La detección de anticuerpos es importante en medicina para detectar enfermedades, ya que los anticuerpos son proteínas grandes que pueden detectar virus y bacterias. La detección de anticuerpos se lleva a cabo en laboratorios y en el campo para examinar los enlaces de anticuerpos y antígenos e identificar un anticuerpo por su cambio de color particular cuando una molécula de sustrato que reacciona con una enzima se une a él mientras todavía está unida al antígeno. La prueba de detección se conoce como ensayo inmunoabsorbente ligado a enzimas (ELISA). Antes del desarrollo de ELISA, los únicos ensayos eran radioinmunoensayos que identificaban anticuerpos por su radiactividad específica en la década de 1960. A principios de la década de 1970 se vio el desarrollo de varias técnicas de ELISA para identificar anticuerpos específicos.
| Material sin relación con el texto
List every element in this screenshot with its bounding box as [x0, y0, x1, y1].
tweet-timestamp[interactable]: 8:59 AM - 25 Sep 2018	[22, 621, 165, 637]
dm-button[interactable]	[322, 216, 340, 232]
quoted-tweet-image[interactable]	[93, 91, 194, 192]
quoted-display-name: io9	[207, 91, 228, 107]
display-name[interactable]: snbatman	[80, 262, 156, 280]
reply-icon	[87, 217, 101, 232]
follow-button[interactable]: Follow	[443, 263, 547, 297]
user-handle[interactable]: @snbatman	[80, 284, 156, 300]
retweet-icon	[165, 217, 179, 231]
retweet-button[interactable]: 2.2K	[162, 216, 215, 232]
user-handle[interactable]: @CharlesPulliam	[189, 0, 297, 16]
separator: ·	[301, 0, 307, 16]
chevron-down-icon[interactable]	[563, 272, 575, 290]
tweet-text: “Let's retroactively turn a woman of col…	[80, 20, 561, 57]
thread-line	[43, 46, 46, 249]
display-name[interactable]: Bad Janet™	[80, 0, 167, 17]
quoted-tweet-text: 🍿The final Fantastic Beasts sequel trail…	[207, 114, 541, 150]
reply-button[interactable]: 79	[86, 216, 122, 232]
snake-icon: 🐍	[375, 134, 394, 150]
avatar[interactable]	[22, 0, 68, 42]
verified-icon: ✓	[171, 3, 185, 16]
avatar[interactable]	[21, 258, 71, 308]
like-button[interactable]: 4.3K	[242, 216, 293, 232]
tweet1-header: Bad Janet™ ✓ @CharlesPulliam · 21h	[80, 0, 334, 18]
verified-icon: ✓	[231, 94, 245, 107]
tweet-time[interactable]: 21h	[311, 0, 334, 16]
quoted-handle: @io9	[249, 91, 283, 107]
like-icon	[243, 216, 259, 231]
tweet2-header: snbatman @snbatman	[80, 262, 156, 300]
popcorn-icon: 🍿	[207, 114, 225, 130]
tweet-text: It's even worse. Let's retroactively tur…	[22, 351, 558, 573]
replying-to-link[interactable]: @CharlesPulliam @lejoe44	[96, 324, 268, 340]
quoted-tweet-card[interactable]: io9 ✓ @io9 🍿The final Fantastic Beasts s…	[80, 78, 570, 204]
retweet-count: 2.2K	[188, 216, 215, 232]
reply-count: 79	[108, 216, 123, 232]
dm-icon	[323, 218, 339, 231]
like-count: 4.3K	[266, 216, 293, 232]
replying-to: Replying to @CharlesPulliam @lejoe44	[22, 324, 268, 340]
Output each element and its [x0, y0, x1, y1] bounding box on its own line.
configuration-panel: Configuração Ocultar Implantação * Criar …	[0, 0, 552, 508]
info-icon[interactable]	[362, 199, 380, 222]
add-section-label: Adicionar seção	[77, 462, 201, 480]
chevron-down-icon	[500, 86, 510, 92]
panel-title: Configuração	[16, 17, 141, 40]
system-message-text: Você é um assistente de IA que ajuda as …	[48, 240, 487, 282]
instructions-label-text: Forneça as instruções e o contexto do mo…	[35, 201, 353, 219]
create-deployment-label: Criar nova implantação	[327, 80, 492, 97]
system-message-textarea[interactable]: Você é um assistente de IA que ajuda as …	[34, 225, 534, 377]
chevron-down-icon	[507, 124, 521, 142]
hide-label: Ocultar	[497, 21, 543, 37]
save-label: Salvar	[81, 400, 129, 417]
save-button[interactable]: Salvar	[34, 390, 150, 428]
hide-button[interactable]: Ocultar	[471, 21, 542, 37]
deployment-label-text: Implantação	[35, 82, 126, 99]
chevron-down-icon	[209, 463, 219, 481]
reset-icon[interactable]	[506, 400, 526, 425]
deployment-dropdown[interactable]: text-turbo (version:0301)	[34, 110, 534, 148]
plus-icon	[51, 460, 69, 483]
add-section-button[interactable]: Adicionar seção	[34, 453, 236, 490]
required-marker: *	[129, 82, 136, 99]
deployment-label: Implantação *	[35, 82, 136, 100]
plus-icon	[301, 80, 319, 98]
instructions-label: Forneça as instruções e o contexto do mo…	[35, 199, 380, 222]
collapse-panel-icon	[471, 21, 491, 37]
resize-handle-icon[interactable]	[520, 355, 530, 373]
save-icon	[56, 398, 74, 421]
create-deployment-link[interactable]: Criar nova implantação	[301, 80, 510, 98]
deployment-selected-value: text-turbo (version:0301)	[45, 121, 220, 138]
La técnica de detección de anticuerpos ELISA de sándwich indirecto prepara una solución tamponada que contiene un antígeno de la enfermedad y la une a una placa de plástico. Luego, se introduce un anticuerpo primario de un paciente para unirse con el antígeno. A continuación, se introduce un anticuerpo secundario con una enzima unida y se agrega un sustrato para la enzima. Esto provoca una reacción que cambia el color de la enzima, lo que indica que los dos anticuerpos se han unido, si el anticuerpo del paciente es positivo para ese antígeno de la enfermedad. La intensidad del cambio de color indica la cantidad de enfermedad que ha detectado el anticuerpo; esta intensidad del color se mide luego cuantitativamente mediante un espectrómetro.
Otra técnica de ELISA buena cuando las muestras de los pacientes son crudas o impuras es el ELISA competitivo, cuando se incuba un anticuerpo sin marcar con la muestra de antígeno del paciente. El complejo anticuerpo / antígeno unido se lava de modo que se elimine el anticuerpo no unido y se introduce un anticuerpo secundario acoplado con una enzima específica del anticuerpo primario para que se una al antígeno. Con la adición de un sustrato a la enzima, si el anticuerpo detecta la enfermedad, la enzima producirá propiedades cromogénicas o fluorescentes como señal. Una prueba de campo utilizada por médicos israelíes utiliza un tubo de ensayo lleno de fragmentos de proteínas y anticuerpos y la introducción de un líquido azul. Si el líquido azul se vuelve rojo en diez minutos, el anticuerpo para esa enfermedad en particular reconoce el antígeno particular en el tubo de ensayo.
En las zonas de países en desarrollo de difícil acceso, los laboratorios no son fácilmente accesibles. Se han vendido muchos kits comerciales de detección de anticuerpos para que los profesionales de la salud realicen pruebas de tuberculosis, en particular, tuberculosis relacionada con el virus de inmunodeficiencia humana y pediátrica / síndrome de autoinmunidad (VIH / SIDA). Un estudio que comprende 68 estudios específicos encontró que estos kits no eran tan confiables como la microscopía de frotis de esputo.
La malaria es otra enfermedad para la que la detección de anticuerpos utiliza un procedimiento de prueba de anticuerpos fluorescentes. Este procedimiento es bueno para la detección de donantes de sangre, ya que es posible que la malaria inducida por transfusiones no se refleje en un simple examen de frotis de sangre. Si un paciente muestra repetidas muestras de sangre negativas, pero presenta una fuerte sintomatología de la enfermedad, la prueba del marcador fluorescente puede revelarlo. Cuando se examinan con un microscopio, los anticuerpos contra la malaria a menudo muestran un color verde manzana que es positivo para el parásito de la malaria.